Do we have to be PCI compliant to store Social Security Numbers in our hosted database? We are hosting a CRM database for nonprofits in South Carolina.
No. PCI scope data is credit card numbers, which is typically referred to as the Primary Account Number. (PAN)
The definition from the glossary is as follows:
Acronym for “primary account number” and also referred to as “account number.” Unique payment card number (typically for credit or debit cards) that identifies the issuer and the particular cardholder account.
Nevertheless, if located in the United States, you will likely be subject to state and federal laws by storing the social security number and I would suggest you treat it as PCI scope data.
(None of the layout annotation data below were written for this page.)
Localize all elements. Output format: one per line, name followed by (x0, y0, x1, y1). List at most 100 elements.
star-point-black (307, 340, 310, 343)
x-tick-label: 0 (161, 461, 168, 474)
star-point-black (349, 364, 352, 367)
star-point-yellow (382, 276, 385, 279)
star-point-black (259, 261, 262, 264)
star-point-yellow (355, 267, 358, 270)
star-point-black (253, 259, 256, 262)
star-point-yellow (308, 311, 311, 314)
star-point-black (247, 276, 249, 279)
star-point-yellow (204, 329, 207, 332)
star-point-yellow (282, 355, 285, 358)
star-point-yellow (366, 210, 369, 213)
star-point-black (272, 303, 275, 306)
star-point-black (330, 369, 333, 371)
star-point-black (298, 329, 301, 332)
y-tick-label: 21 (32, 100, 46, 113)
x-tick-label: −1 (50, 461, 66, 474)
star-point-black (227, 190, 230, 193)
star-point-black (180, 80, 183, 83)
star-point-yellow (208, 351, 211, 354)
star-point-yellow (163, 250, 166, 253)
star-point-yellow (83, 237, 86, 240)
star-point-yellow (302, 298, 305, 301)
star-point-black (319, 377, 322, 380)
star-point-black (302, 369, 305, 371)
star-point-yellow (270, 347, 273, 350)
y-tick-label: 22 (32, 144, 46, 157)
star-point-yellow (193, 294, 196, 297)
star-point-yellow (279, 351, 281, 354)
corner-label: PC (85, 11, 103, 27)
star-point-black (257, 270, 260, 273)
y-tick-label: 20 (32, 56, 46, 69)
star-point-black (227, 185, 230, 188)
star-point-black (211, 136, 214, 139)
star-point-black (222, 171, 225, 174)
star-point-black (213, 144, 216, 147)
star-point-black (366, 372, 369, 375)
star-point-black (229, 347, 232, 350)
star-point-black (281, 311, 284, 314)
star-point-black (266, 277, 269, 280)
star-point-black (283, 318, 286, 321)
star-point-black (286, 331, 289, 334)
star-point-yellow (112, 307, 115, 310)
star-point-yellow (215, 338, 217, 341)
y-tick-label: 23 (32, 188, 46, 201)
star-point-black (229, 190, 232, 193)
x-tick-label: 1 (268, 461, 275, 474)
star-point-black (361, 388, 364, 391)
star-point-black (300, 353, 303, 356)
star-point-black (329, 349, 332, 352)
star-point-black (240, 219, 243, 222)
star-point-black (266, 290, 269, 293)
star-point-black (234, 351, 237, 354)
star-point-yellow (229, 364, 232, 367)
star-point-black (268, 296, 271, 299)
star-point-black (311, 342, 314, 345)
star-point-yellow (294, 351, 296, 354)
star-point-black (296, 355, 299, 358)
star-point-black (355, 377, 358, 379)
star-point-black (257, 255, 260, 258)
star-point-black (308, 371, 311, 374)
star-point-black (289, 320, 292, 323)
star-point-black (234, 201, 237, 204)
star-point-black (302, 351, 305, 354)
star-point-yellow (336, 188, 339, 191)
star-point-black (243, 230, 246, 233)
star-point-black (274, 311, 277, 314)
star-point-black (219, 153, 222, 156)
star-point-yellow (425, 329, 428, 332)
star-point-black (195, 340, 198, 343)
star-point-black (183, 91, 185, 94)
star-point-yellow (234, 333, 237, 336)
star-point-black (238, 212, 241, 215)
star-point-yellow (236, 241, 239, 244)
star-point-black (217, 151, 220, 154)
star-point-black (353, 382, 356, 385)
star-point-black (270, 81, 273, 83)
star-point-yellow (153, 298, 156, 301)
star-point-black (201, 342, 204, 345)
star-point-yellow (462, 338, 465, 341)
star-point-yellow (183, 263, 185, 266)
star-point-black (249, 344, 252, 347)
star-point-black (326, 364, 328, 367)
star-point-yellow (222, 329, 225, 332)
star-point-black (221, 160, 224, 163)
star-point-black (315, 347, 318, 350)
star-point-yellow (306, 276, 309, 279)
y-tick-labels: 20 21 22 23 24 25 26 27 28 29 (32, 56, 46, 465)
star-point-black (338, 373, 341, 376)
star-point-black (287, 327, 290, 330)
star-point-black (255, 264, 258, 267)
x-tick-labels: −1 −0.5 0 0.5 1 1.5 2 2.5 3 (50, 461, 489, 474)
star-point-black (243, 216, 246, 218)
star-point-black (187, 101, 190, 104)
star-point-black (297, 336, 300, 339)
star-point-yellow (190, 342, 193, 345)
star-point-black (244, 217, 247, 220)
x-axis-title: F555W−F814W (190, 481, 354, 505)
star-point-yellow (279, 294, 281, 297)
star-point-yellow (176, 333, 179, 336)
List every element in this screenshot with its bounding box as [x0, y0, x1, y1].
If you are not PCI compliant, I would seek the particular laws applicable and treat it as sensitive as possible within your environment. A good idea would be to consult a lawyer.
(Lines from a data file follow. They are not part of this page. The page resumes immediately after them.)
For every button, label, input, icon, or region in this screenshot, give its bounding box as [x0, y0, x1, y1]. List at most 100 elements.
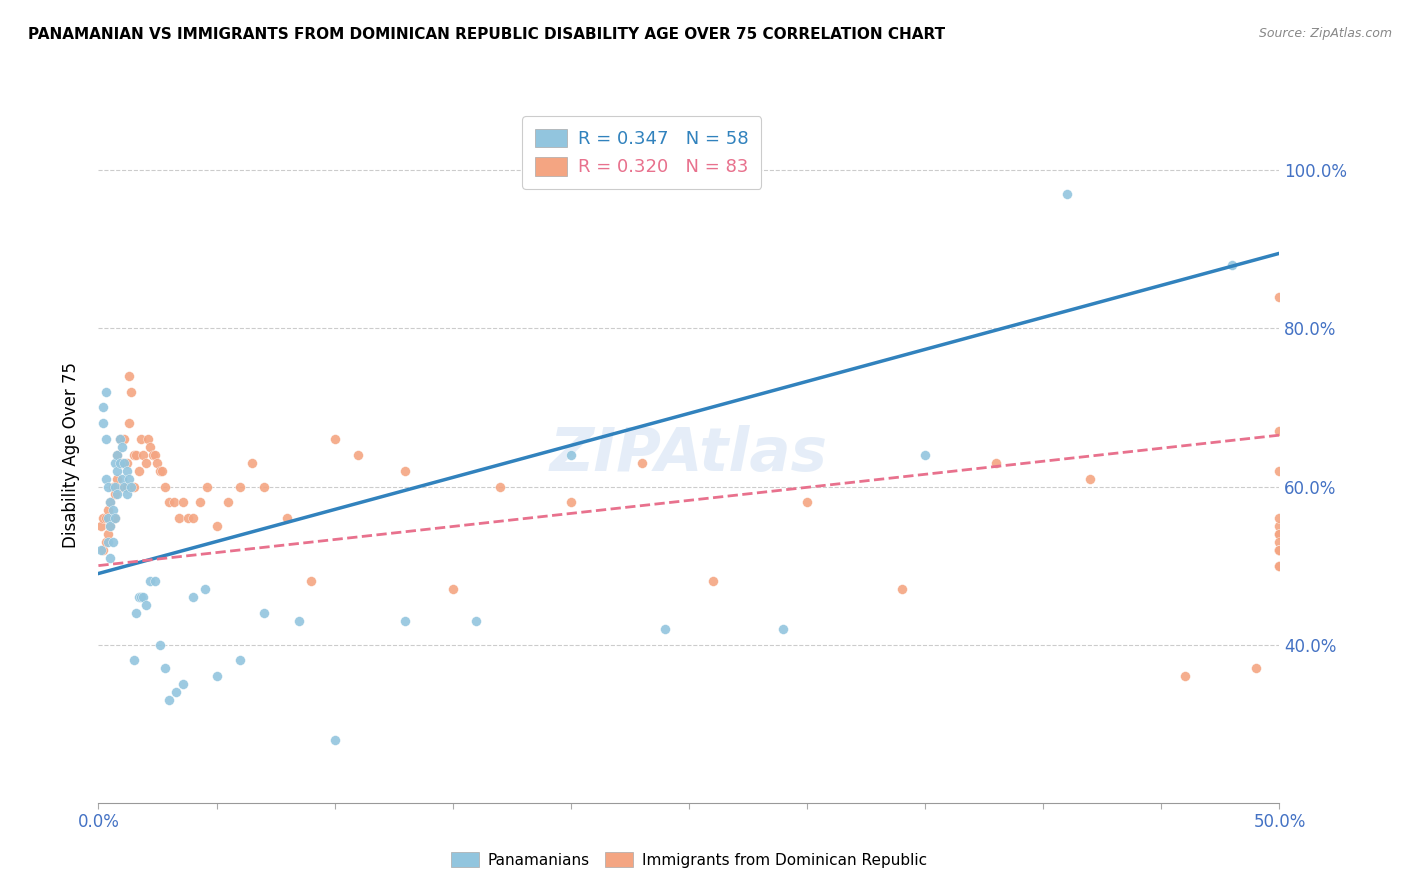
Point	[98, 495, 121, 509]
Point	[347, 448, 370, 462]
Point	[90, 542, 112, 557]
Point	[105, 464, 128, 478]
Point	[97, 479, 120, 493]
Point	[101, 511, 124, 525]
Point	[118, 368, 141, 383]
Point	[323, 732, 346, 747]
Point	[560, 495, 582, 509]
Point	[139, 440, 162, 454]
Point	[1244, 661, 1267, 675]
Point	[101, 479, 124, 493]
Point	[128, 464, 150, 478]
Point	[149, 464, 172, 478]
Point	[111, 440, 134, 454]
Point	[125, 448, 148, 462]
Point	[772, 622, 794, 636]
Point	[118, 417, 141, 431]
Point	[101, 535, 124, 549]
Point	[128, 591, 150, 605]
Point	[108, 432, 131, 446]
Point	[1268, 527, 1291, 541]
Point	[1080, 472, 1102, 486]
Point	[465, 614, 488, 628]
Point	[181, 591, 204, 605]
Point	[489, 479, 512, 493]
Point	[1268, 542, 1291, 557]
Point	[139, 574, 162, 589]
Point	[125, 606, 148, 620]
Point	[172, 495, 194, 509]
Point	[121, 384, 143, 399]
Point	[105, 472, 128, 486]
Point	[97, 503, 120, 517]
Point	[229, 479, 252, 493]
Point	[253, 479, 276, 493]
Point	[136, 432, 159, 446]
Point	[111, 456, 134, 470]
Point	[1268, 424, 1291, 438]
Point	[1268, 542, 1291, 557]
Point	[1268, 519, 1291, 533]
Point	[217, 495, 239, 509]
Point	[1268, 542, 1291, 557]
Point	[111, 472, 134, 486]
Point	[108, 456, 131, 470]
Point	[394, 464, 416, 478]
Point	[91, 417, 114, 431]
Point	[153, 661, 176, 675]
Point	[177, 511, 200, 525]
Point	[1268, 464, 1291, 478]
Point	[1268, 542, 1291, 557]
Point	[91, 401, 114, 415]
Point	[132, 591, 155, 605]
Point	[394, 614, 416, 628]
Point	[98, 519, 121, 533]
Point	[121, 479, 143, 493]
Point	[1220, 258, 1243, 272]
Point	[111, 479, 134, 493]
Point	[143, 448, 166, 462]
Point	[188, 495, 211, 509]
Point	[97, 535, 120, 549]
Point	[91, 542, 114, 557]
Point	[1268, 558, 1291, 573]
Point	[299, 574, 322, 589]
Point	[108, 432, 131, 446]
Point	[1268, 542, 1291, 557]
Point	[118, 472, 141, 486]
Point	[122, 479, 145, 493]
Point	[129, 591, 152, 605]
Point	[115, 479, 138, 493]
Point	[149, 638, 172, 652]
Point	[104, 511, 127, 525]
Point	[132, 448, 155, 462]
Point	[104, 487, 127, 501]
Point	[1268, 527, 1291, 541]
Point	[129, 432, 152, 446]
Point	[94, 511, 117, 525]
Point	[153, 479, 176, 493]
Point	[97, 511, 120, 525]
Point	[163, 495, 186, 509]
Point	[146, 456, 169, 470]
Point	[288, 614, 311, 628]
Point	[654, 622, 676, 636]
Point	[104, 511, 127, 525]
Point	[1268, 511, 1291, 525]
Point	[157, 495, 180, 509]
Point	[105, 448, 128, 462]
Point	[115, 464, 138, 478]
Point	[229, 653, 252, 667]
Point	[122, 653, 145, 667]
Text: Source: ZipAtlas.com: Source: ZipAtlas.com	[1258, 27, 1392, 40]
Point	[112, 432, 135, 446]
Point	[167, 511, 190, 525]
Point	[1268, 535, 1291, 549]
Point	[1056, 187, 1078, 202]
Point	[135, 456, 157, 470]
Point	[104, 456, 127, 470]
Point	[98, 550, 121, 565]
Point	[253, 606, 276, 620]
Point	[323, 432, 346, 446]
Legend: Panamanians, Immigrants from Dominican Republic: Panamanians, Immigrants from Dominican R…	[443, 844, 935, 875]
From a professional perspective, I like to treat data like this as carefully as possible. I often consider how the public would react to my actions if it were to be unintentionally disclosed and act as responsibly as possible.
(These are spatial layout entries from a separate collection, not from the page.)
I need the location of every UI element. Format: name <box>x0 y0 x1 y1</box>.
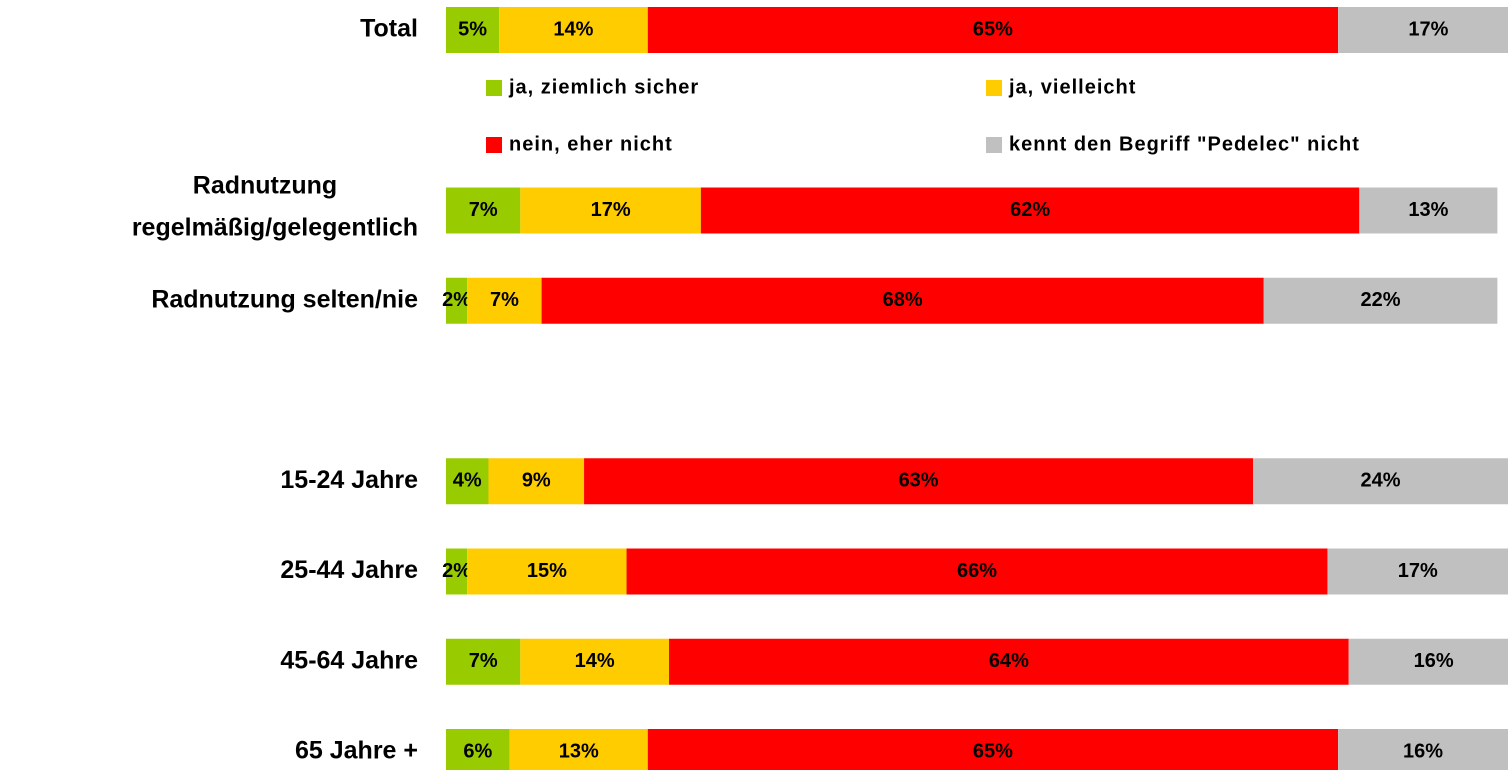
bar-segment <box>584 458 1254 505</box>
bar-segment <box>520 187 701 234</box>
value-label: 68% <box>883 289 923 311</box>
bar-segment <box>541 277 1264 324</box>
category-label: Radnutzung regelmäßig/gelegentlich <box>132 171 418 241</box>
value-label: 4% <box>453 470 482 492</box>
value-label: 24% <box>1361 470 1401 492</box>
bar-segment <box>700 187 1360 234</box>
category-label: 25-44 Jahre <box>280 556 418 584</box>
bar-segment <box>1338 729 1508 770</box>
value-label: 14% <box>553 18 593 40</box>
category-label: Total <box>360 15 418 43</box>
value-label: 17% <box>591 199 631 221</box>
category-label: 15-24 Jahre <box>280 466 418 494</box>
category-label: 45-64 Jahre <box>280 646 418 674</box>
bar-segment <box>488 458 585 505</box>
value-label: 63% <box>899 470 939 492</box>
legend-label: kennt den Begriff "Pedelec" nicht <box>1009 133 1360 155</box>
value-label: 16% <box>1403 740 1443 762</box>
bar-segment <box>1348 638 1508 685</box>
bar-segment <box>446 7 500 53</box>
value-label: 9% <box>522 470 551 492</box>
value-label: 6% <box>463 740 492 762</box>
value-label: 7% <box>469 650 498 672</box>
value-label: 5% <box>458 18 487 40</box>
bar-segment <box>1359 187 1498 234</box>
legend-swatch <box>486 137 502 153</box>
value-label: 13% <box>1408 199 1448 221</box>
category-label: 65 Jahre + <box>295 737 418 765</box>
legend-label: ja, vielleicht <box>1008 76 1136 98</box>
value-label: 65% <box>973 740 1013 762</box>
bar-segment <box>446 458 489 505</box>
legend-label: nein, eher nicht <box>509 133 673 155</box>
value-label: 17% <box>1408 18 1448 40</box>
value-label: 2% <box>442 289 471 311</box>
value-label: 65% <box>973 18 1013 40</box>
bar-segment <box>520 638 670 685</box>
value-label: 7% <box>490 289 519 311</box>
bar-segment <box>647 729 1339 770</box>
bar-segment <box>446 277 468 324</box>
bar-segment <box>446 548 468 595</box>
bar-segment <box>499 7 648 53</box>
category-label-line: regelmäßig/gelegentlich <box>132 213 418 241</box>
bar-segment <box>1253 458 1508 505</box>
legend-swatch <box>986 80 1002 96</box>
value-label: 15% <box>527 560 567 582</box>
bar-segment <box>1263 277 1498 324</box>
bar-segment <box>1327 548 1508 595</box>
bar-segment <box>467 548 627 595</box>
value-label: 66% <box>957 560 997 582</box>
value-label: 62% <box>1010 199 1050 221</box>
bar-segment <box>669 638 1349 685</box>
bar-segment <box>446 187 521 234</box>
bar-segment <box>509 729 648 770</box>
value-label: 22% <box>1361 289 1401 311</box>
value-label: 13% <box>559 740 599 762</box>
value-label: 16% <box>1414 650 1454 672</box>
legend-swatch <box>986 137 1002 153</box>
value-label: 17% <box>1398 560 1438 582</box>
value-label: 2% <box>442 560 471 582</box>
value-label: 7% <box>469 199 498 221</box>
bar-segment <box>446 729 510 770</box>
legend-label: ja, ziemlich sicher <box>508 76 699 98</box>
bar-segment <box>647 7 1339 53</box>
value-label: 64% <box>989 650 1029 672</box>
bar-segment <box>626 548 1328 595</box>
bar-segment <box>467 277 542 324</box>
category-label-line: Radnutzung <box>193 171 337 199</box>
category-label: Radnutzung selten/nie <box>151 285 418 313</box>
bar-segment <box>1338 7 1508 53</box>
bar-segment <box>446 638 521 685</box>
legend-swatch <box>486 80 502 96</box>
value-label: 14% <box>575 650 615 672</box>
The regulation surrounding Social Security Numbers themselves is different than the regulation surrounding the Payment Card Industry standards.
PCI is for payment processing, if your not processing payments or storing payment information you shouldn't have to be PCI compliant from a legal stand point. If you are handing social security numbers you should be very careful.
You need to check data breech statutes for your state. SSNs definitely fall under personal identifying information, as do some of the other data you may be storing. At minimum, you need to encrypt the stored data. You also to need to pay attention to access controls. PCI-DSS is not applicable, but depending on the industry you are in, Gramm-Leach-Bliley Act may apply, as well as other federal and state laws.